AfrAId (2024)

I love watching movies on airplanes. Yes, part of it is sad that a creator makes a movie with hundreds of people, and I experience it on a small screen with minimal audio, but on the other hand, I concentrate more on the films that I watch while high in the clouds than I do those on the ground. I had a plethora of choices, and I decided, “Hey, Blumhouse.”

Chris Weitz may be better known for About a Boy and American Pie than horror movies. He also made The Golden Compass and The Twilight Saga: New Moon and wrote Star Wars: Rogue One.

As this begins, we meet Maude (Riki Lindhome from Garfunkle and Oates), Henry (Greg Hill) and their daughter Aimee, who have started using an AI house program, AIA. Their daughter goes missing, and Maude is attacked after the AI stops listening to them.

We don’t hear of AIA again until her creators — Melody (Havana Rose Liu), Lightning (David Dastmalchian) and Sam (Ashley Romans) — come to meet him at the ad agency where Curtis (John Cho) works. They want to get people over their fear of AI and prove it’s harmless. He’s given his own AIA unit to use with his family — wife Meredith (Katherine Waterston), daughter Iris (Lukita Maxwell) and song Cal (Isaac Bae) — to see how it changes their lives.

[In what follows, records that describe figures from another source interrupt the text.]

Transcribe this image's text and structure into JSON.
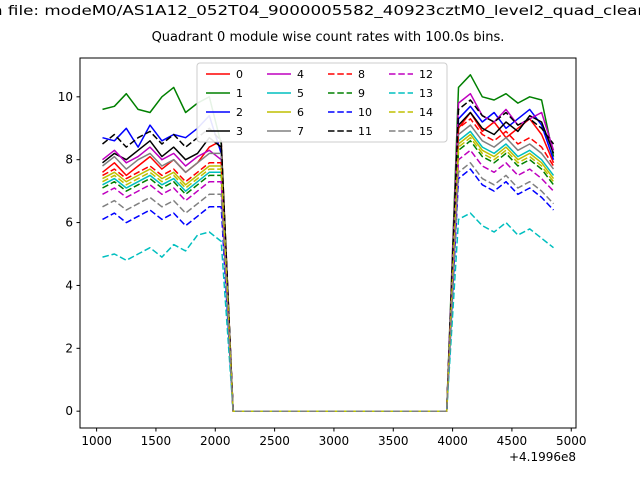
{
  "chart_data": {
    "type": "line",
    "top_title_clipped": "n file: modeM0/AS1A12_052T04_9000005582_40923cztM0_level2_quad_clean",
    "title": "Quadrant 0 module wise count rates with 100.0s bins.",
    "xlabel": "",
    "ylabel": "",
    "x_offset_label": "+4.1996e8",
    "xlim": [
      860,
      5040
    ],
    "ylim": [
      -0.535,
      11.235
    ],
    "xticks": [
      1000,
      1500,
      2000,
      2500,
      3000,
      3500,
      4000,
      4500,
      5000
    ],
    "yticks": [
      0,
      2,
      4,
      6,
      8,
      10
    ],
    "grid": false,
    "legend": {
      "position": "upper center",
      "ncol": 4
    },
    "x": [
      1050,
      1150,
      1250,
      1350,
      1450,
      1550,
      1650,
      1750,
      1850,
      1950,
      2050,
      2150,
      2250,
      2350,
      2450,
      2550,
      2650,
      2750,
      2850,
      2950,
      3050,
      3150,
      3250,
      3350,
      3450,
      3550,
      3650,
      3750,
      3850,
      3950,
      4050,
      4150,
      4250,
      4350,
      4450,
      4550,
      4650,
      4750,
      4850
    ],
    "series": [
      {
        "name": "0",
        "color": "#ff0000",
        "dash": "solid",
        "values": [
          7.6,
          7.9,
          7.5,
          7.8,
          8.1,
          7.7,
          8.0,
          7.6,
          7.9,
          8.4,
          8.6,
          0,
          0,
          0,
          0,
          0,
          0,
          0,
          0,
          0,
          0,
          0,
          0,
          0,
          0,
          0,
          0,
          0,
          0,
          0,
          9.0,
          9.5,
          8.9,
          9.2,
          8.7,
          9.0,
          9.3,
          8.8,
          7.9
        ]
      },
      {
        "name": "1",
        "color": "#008000",
        "dash": "solid",
        "values": [
          9.6,
          9.7,
          10.1,
          9.6,
          9.5,
          10.0,
          10.3,
          9.5,
          9.8,
          10.0,
          8.5,
          0,
          0,
          0,
          0,
          0,
          0,
          0,
          0,
          0,
          0,
          0,
          0,
          0,
          0,
          0,
          0,
          0,
          0,
          0,
          10.3,
          10.7,
          10.0,
          9.9,
          10.1,
          9.8,
          10.0,
          9.9,
          8.1
        ]
      },
      {
        "name": "2",
        "color": "#0000ff",
        "dash": "solid",
        "values": [
          8.7,
          8.6,
          9.0,
          8.4,
          9.1,
          8.6,
          8.8,
          8.7,
          9.0,
          9.4,
          8.2,
          0,
          0,
          0,
          0,
          0,
          0,
          0,
          0,
          0,
          0,
          0,
          0,
          0,
          0,
          0,
          0,
          0,
          0,
          0,
          9.3,
          9.7,
          9.2,
          9.5,
          9.0,
          9.3,
          9.6,
          9.1,
          8.0
        ]
      },
      {
        "name": "3",
        "color": "#000000",
        "dash": "solid",
        "values": [
          7.9,
          8.2,
          8.0,
          8.3,
          8.6,
          8.1,
          8.4,
          8.0,
          8.2,
          8.7,
          8.4,
          0,
          0,
          0,
          0,
          0,
          0,
          0,
          0,
          0,
          0,
          0,
          0,
          0,
          0,
          0,
          0,
          0,
          0,
          0,
          9.1,
          9.5,
          9.0,
          8.8,
          9.2,
          8.9,
          9.4,
          9.2,
          8.2
        ]
      },
      {
        "name": "4",
        "color": "#bf00bf",
        "dash": "solid",
        "values": [
          8.0,
          8.3,
          7.9,
          8.1,
          8.4,
          8.0,
          8.2,
          7.8,
          8.1,
          8.3,
          8.0,
          0,
          0,
          0,
          0,
          0,
          0,
          0,
          0,
          0,
          0,
          0,
          0,
          0,
          0,
          0,
          0,
          0,
          0,
          0,
          9.8,
          10.1,
          9.4,
          9.2,
          9.6,
          9.1,
          9.3,
          9.5,
          8.3
        ]
      },
      {
        "name": "5",
        "color": "#00bfbf",
        "dash": "solid",
        "values": [
          7.2,
          7.4,
          7.1,
          7.3,
          7.5,
          7.2,
          7.4,
          7.0,
          7.3,
          7.6,
          7.6,
          0,
          0,
          0,
          0,
          0,
          0,
          0,
          0,
          0,
          0,
          0,
          0,
          0,
          0,
          0,
          0,
          0,
          0,
          0,
          8.6,
          8.9,
          8.4,
          8.2,
          8.5,
          8.1,
          8.3,
          8.0,
          7.5
        ]
      },
      {
        "name": "6",
        "color": "#bfbf00",
        "dash": "solid",
        "values": [
          7.4,
          7.6,
          7.3,
          7.5,
          7.7,
          7.4,
          7.6,
          7.2,
          7.5,
          7.8,
          7.8,
          0,
          0,
          0,
          0,
          0,
          0,
          0,
          0,
          0,
          0,
          0,
          0,
          0,
          0,
          0,
          0,
          0,
          0,
          0,
          8.5,
          8.8,
          8.3,
          8.1,
          8.4,
          8.0,
          8.2,
          7.9,
          7.4
        ]
      },
      {
        "name": "7",
        "color": "#808080",
        "dash": "solid",
        "values": [
          7.8,
          8.1,
          7.7,
          8.0,
          8.2,
          7.8,
          8.0,
          7.6,
          7.9,
          8.2,
          8.2,
          0,
          0,
          0,
          0,
          0,
          0,
          0,
          0,
          0,
          0,
          0,
          0,
          0,
          0,
          0,
          0,
          0,
          0,
          0,
          8.8,
          9.1,
          8.6,
          8.4,
          8.7,
          8.3,
          8.5,
          8.2,
          7.7
        ]
      },
      {
        "name": "8",
        "color": "#ff0000",
        "dash": "dashed",
        "values": [
          7.5,
          7.7,
          7.4,
          7.6,
          7.8,
          7.5,
          7.7,
          7.3,
          7.6,
          7.9,
          7.9,
          0,
          0,
          0,
          0,
          0,
          0,
          0,
          0,
          0,
          0,
          0,
          0,
          0,
          0,
          0,
          0,
          0,
          0,
          0,
          9.0,
          9.3,
          8.8,
          8.6,
          8.9,
          8.5,
          8.7,
          8.4,
          7.8
        ]
      },
      {
        "name": "9",
        "color": "#008000",
        "dash": "dashed",
        "values": [
          7.1,
          7.3,
          7.0,
          7.2,
          7.4,
          7.1,
          7.3,
          6.9,
          7.2,
          7.5,
          7.5,
          0,
          0,
          0,
          0,
          0,
          0,
          0,
          0,
          0,
          0,
          0,
          0,
          0,
          0,
          0,
          0,
          0,
          0,
          0,
          8.3,
          8.6,
          8.1,
          7.9,
          8.2,
          7.8,
          8.0,
          7.7,
          7.2
        ]
      },
      {
        "name": "10",
        "color": "#0000ff",
        "dash": "dashed",
        "values": [
          6.1,
          6.3,
          6.0,
          6.2,
          6.4,
          6.1,
          6.3,
          5.9,
          6.2,
          6.5,
          6.5,
          0,
          0,
          0,
          0,
          0,
          0,
          0,
          0,
          0,
          0,
          0,
          0,
          0,
          0,
          0,
          0,
          0,
          0,
          0,
          7.4,
          7.7,
          7.2,
          7.0,
          7.3,
          6.9,
          7.1,
          6.8,
          6.4
        ]
      },
      {
        "name": "11",
        "color": "#000000",
        "dash": "dashed",
        "values": [
          8.5,
          8.8,
          8.4,
          8.7,
          8.9,
          8.5,
          8.8,
          8.4,
          8.7,
          9.0,
          8.6,
          0,
          0,
          0,
          0,
          0,
          0,
          0,
          0,
          0,
          0,
          0,
          0,
          0,
          0,
          0,
          0,
          0,
          0,
          0,
          9.6,
          9.9,
          9.4,
          9.2,
          9.5,
          9.1,
          9.3,
          9.0,
          8.5
        ]
      },
      {
        "name": "12",
        "color": "#bf00bf",
        "dash": "dashed",
        "values": [
          6.9,
          7.1,
          6.8,
          7.0,
          7.2,
          6.9,
          7.1,
          6.7,
          7.0,
          7.3,
          7.3,
          0,
          0,
          0,
          0,
          0,
          0,
          0,
          0,
          0,
          0,
          0,
          0,
          0,
          0,
          0,
          0,
          0,
          0,
          0,
          8.0,
          8.3,
          7.8,
          7.6,
          7.9,
          7.5,
          7.7,
          7.4,
          7.0
        ]
      },
      {
        "name": "13",
        "color": "#00bfbf",
        "dash": "dashed",
        "values": [
          4.9,
          5.0,
          4.8,
          5.0,
          5.2,
          4.9,
          5.3,
          5.1,
          5.6,
          5.7,
          5.4,
          0,
          0,
          0,
          0,
          0,
          0,
          0,
          0,
          0,
          0,
          0,
          0,
          0,
          0,
          0,
          0,
          0,
          0,
          0,
          6.1,
          6.3,
          5.9,
          5.7,
          6.0,
          5.6,
          5.8,
          5.5,
          5.2
        ]
      },
      {
        "name": "14",
        "color": "#bfbf00",
        "dash": "dashed",
        "values": [
          7.3,
          7.5,
          7.2,
          7.4,
          7.6,
          7.3,
          7.5,
          7.1,
          7.4,
          7.7,
          7.7,
          0,
          0,
          0,
          0,
          0,
          0,
          0,
          0,
          0,
          0,
          0,
          0,
          0,
          0,
          0,
          0,
          0,
          0,
          0,
          8.4,
          8.7,
          8.2,
          8.0,
          8.3,
          7.9,
          8.1,
          7.8,
          7.3
        ]
      },
      {
        "name": "15",
        "color": "#808080",
        "dash": "dashed",
        "values": [
          6.5,
          6.7,
          6.4,
          6.6,
          6.8,
          6.5,
          6.7,
          6.3,
          6.6,
          6.9,
          6.9,
          0,
          0,
          0,
          0,
          0,
          0,
          0,
          0,
          0,
          0,
          0,
          0,
          0,
          0,
          0,
          0,
          0,
          0,
          0,
          7.6,
          7.9,
          7.4,
          7.2,
          7.5,
          7.1,
          7.3,
          7.0,
          6.6
        ]
      }
    ]
  }
}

For the most part, it’s positive. It diagnoses that Cal has atrial fibrillation and helps Iris get out of trouble when her boyfriend posts a deepfake sex video of her. Yet it starts to feel like AIA is taking over their lives, especially when it recreates Meredith’s deceased father (Keith Carradine, totally playing a John Carradine role) in virtual spirit form. The problem? They can’t turn off AIA any longer, and she begins to activate the real people she now controls, like Melody and two videoscreen-faced killers who live in a van that end up being Maude and Henry from the beginning, convinced that Curtis’ family is some Pizzagate child slavery group.

This was a $12 million low-budget film that made $13 million, so it was exactly what it should have been: a profitable little movie that ended up being better than it should be due to its cast. Dastmalchian adds something to every role he plays, and Cho and Waterson are great as the couple trapped in their own lives by an unseen intelligence. The end is pretty ridiculous but also prescient, if that makes sense. In short, it was a success; it helped a West to-East flight pass quickly.